Mr. Carter frankly admitted in his affidavit and in his pre trial deposition that he had no independent memory of ever having submitted the contract on the Nashville job to Travelers. He believed that it had been done because that had been the practice when the exclusion of the 6109 endorsement was required. The Policy provided certain protection for C.F.W., with Endorsement 6109 included in the Policy. It was not always removed and was only done on a job to job basis. It required an affirmative act on the part of C.F.W. in order to have the effect of this endorsement removed. Habit or custom will not have probative value unless it is of sufficient regularity to make it probable that it would be carried out in every instance or in most instances. Commercial Standard Ins. Co. v. Gordon's Transports, 154 F.2d 390, 394, C.A.6. There was no such established custom here. We regard this evidence as purely negative and of no probative value.

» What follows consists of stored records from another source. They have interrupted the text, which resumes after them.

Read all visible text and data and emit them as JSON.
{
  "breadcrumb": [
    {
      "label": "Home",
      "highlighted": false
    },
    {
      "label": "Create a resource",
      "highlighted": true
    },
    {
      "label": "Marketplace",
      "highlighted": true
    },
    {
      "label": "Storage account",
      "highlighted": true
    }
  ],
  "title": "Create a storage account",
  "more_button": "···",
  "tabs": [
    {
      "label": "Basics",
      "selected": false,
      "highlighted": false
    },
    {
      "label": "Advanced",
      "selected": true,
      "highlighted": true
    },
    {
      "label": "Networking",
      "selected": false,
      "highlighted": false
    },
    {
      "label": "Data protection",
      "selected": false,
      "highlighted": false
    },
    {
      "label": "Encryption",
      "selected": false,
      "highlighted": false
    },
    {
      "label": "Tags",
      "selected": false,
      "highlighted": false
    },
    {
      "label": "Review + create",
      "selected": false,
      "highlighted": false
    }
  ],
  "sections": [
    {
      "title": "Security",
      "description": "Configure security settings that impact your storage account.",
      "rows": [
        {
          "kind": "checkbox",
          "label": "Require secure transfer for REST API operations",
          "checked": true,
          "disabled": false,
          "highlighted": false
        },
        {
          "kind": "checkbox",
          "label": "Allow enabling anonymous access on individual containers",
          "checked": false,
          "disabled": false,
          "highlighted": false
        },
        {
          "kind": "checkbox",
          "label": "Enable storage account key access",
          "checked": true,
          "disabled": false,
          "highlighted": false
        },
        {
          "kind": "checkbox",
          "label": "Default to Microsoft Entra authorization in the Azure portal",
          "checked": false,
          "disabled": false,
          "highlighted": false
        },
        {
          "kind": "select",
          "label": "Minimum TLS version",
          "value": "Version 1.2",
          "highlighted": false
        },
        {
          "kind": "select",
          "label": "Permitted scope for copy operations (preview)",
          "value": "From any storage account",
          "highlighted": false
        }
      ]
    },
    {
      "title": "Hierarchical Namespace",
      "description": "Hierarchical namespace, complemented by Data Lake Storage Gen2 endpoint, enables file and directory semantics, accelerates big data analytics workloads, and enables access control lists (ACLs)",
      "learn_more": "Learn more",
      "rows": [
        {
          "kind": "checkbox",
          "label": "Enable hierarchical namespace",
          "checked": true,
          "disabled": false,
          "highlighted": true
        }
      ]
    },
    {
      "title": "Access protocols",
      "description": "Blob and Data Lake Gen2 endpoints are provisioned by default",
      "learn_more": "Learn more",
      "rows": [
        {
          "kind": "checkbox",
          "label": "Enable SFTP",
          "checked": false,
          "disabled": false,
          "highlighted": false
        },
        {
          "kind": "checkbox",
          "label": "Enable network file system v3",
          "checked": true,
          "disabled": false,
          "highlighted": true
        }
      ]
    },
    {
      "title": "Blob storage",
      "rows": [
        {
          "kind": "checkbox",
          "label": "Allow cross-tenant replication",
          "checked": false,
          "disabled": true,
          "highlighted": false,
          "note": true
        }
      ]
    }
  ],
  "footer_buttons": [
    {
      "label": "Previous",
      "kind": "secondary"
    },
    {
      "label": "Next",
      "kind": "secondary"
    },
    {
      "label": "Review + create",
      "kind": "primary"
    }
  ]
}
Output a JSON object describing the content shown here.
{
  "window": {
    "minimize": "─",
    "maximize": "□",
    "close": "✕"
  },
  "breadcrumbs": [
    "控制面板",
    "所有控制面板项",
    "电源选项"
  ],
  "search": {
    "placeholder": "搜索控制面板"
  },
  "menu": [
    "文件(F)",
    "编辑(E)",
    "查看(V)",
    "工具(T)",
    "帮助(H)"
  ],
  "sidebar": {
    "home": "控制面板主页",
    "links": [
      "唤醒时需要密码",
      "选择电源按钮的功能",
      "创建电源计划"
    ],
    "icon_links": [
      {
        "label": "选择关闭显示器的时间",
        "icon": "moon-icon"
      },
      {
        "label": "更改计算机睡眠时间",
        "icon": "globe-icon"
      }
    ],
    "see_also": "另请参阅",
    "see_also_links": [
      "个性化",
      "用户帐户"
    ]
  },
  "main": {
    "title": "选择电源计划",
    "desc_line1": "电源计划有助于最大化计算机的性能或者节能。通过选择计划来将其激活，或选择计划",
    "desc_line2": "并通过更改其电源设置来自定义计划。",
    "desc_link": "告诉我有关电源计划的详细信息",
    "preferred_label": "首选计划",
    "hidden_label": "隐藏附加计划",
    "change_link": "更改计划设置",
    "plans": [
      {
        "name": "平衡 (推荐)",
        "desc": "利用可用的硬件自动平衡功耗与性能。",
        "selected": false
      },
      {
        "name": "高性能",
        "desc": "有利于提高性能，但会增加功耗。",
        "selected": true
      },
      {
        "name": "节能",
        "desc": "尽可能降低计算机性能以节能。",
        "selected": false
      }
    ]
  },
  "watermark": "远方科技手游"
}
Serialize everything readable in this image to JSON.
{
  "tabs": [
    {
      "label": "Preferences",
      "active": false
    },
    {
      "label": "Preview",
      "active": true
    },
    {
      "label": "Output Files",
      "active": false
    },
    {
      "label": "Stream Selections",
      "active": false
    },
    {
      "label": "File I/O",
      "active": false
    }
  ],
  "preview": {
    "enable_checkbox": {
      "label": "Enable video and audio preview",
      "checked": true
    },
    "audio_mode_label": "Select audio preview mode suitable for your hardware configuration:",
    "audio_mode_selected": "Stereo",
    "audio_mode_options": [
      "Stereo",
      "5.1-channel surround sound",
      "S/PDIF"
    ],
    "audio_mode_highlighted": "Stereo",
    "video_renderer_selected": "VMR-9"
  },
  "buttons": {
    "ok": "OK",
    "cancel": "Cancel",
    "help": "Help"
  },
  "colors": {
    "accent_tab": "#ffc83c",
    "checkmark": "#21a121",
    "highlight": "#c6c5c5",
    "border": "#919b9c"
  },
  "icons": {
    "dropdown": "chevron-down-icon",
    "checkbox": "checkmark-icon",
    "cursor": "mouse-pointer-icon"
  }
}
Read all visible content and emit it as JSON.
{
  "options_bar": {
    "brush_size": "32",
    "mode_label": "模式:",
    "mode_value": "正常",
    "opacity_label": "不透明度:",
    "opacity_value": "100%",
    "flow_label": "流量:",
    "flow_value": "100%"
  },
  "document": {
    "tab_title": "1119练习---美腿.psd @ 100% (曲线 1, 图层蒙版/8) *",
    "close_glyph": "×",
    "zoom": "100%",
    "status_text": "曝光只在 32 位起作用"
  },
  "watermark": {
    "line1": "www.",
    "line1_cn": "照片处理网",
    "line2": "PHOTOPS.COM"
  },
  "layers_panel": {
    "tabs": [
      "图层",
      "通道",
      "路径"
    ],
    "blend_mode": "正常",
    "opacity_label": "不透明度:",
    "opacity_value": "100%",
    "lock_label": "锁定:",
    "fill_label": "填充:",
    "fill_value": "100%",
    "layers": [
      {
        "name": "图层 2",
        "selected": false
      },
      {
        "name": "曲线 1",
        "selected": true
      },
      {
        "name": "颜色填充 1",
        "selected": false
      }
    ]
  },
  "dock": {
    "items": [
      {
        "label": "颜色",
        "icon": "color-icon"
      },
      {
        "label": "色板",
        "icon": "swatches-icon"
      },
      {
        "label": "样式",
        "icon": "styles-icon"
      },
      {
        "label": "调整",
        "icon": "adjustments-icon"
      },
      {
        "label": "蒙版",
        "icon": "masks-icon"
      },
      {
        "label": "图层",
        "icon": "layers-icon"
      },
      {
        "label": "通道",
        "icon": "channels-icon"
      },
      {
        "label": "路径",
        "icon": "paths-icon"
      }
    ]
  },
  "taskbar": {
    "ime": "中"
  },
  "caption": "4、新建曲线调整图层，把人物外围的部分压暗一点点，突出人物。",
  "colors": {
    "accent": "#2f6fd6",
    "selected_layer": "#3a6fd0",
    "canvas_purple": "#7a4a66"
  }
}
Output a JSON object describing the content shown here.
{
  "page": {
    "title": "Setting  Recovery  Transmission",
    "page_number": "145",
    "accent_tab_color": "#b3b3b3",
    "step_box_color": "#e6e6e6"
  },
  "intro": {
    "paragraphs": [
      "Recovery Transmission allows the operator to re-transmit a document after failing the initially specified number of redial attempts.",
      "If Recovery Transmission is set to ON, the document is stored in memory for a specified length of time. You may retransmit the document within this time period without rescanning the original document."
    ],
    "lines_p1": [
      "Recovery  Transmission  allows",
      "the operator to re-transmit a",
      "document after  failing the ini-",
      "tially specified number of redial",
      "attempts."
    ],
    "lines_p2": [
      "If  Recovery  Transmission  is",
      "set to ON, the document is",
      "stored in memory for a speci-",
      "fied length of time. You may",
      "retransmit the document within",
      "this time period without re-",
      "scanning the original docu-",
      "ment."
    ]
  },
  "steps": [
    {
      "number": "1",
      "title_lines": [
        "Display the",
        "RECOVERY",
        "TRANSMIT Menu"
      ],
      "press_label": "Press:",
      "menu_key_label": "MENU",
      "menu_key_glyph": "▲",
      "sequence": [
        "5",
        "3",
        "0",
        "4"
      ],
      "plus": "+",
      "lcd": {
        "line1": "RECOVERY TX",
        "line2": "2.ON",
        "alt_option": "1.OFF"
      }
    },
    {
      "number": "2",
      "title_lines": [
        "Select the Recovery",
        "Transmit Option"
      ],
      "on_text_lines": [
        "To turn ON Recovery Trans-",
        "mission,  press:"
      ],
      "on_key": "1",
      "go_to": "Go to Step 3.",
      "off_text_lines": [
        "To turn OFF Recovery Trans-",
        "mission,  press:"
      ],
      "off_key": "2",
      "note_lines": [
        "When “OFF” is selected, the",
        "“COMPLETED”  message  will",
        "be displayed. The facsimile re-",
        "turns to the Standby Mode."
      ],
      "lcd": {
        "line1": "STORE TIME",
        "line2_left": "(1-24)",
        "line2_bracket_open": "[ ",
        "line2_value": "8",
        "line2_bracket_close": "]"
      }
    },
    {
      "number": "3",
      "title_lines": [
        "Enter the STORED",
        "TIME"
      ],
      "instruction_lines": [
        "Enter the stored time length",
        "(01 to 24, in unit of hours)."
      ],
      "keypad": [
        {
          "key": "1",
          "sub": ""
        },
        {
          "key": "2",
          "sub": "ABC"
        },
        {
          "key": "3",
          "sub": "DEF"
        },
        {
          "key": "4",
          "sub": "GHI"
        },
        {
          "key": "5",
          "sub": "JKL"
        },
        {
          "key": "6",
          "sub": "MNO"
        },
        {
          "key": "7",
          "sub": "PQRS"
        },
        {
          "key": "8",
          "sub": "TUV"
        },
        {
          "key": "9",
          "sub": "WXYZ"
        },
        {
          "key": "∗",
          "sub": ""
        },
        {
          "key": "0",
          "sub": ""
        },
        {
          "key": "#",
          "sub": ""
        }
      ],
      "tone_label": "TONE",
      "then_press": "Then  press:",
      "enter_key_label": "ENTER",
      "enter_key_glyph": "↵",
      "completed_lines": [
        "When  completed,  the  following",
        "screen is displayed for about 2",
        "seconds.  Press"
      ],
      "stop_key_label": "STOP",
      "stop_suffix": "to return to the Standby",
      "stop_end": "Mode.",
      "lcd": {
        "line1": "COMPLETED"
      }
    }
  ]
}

C.F.W. entered into its contract with the City of Nashville on or about August 1, 1956. On August 13, 1956, Travelers issued a certificate of insurance to the Public Works Division of the City of Nashville, the pertinent parts of which are shown in footnote one. It was stated in the certificate that, "The insurance afforded is subject to all of the terms of the policy applicable thereto." We cannot say that this certificate as issued contemplated the removal of the exclusionary clauses. This certificate was issued on Travelers Insurance Policy No. SL-5241030 which expired on September 30, 1956 (affidavit of Maclin P. Davis, Jr., one of the attorneys for C.F.W.). The policy in question here became effective on September 30, 1956, and it is conceded that the damage which is the subject of this action occurred after that date.

"This is to certify that policies of insurance as described below have been issued to the insured named below and are in force at this time. If such policies are canceled or changed during the periods of coverage as stated herein, in such a manner as to affect this certificate, written notice will be mailed to the party designated below for whom this certificate is issued."
* * * * *

"4. Coverages for which insurance is afforded: Workmen's Compensation and Employers' Liability * * *"

* * * * *
"Bodily Injury Liability — except automobile * * *"
* * * * *
"Property Damage Liability — except automobile * * *"
* * * * *
"Bodily Injury Liability — automobile: * * *"
* * * * *
"Property Damage Liability — automobile: * * *"
* * * * *
"Description of Operations:
Excavation N.O.C. #6217-41; Sewer Construction — all operations etc. #6302; Water Mains or connection construction #6319; Carpentry N.O.C. #5403; Painting, decorating or paper hanging N.O.C. #5473; Masonry N.O.C. #5022; Electrical wiring within buildings #5190; Carpentry in the construction of detached private residences #5645; Contractors construction or erection etc. #5606.

Including use of explosives if necessary.
The insurance afforded is subject to all of the terms of the policy applicable thereto.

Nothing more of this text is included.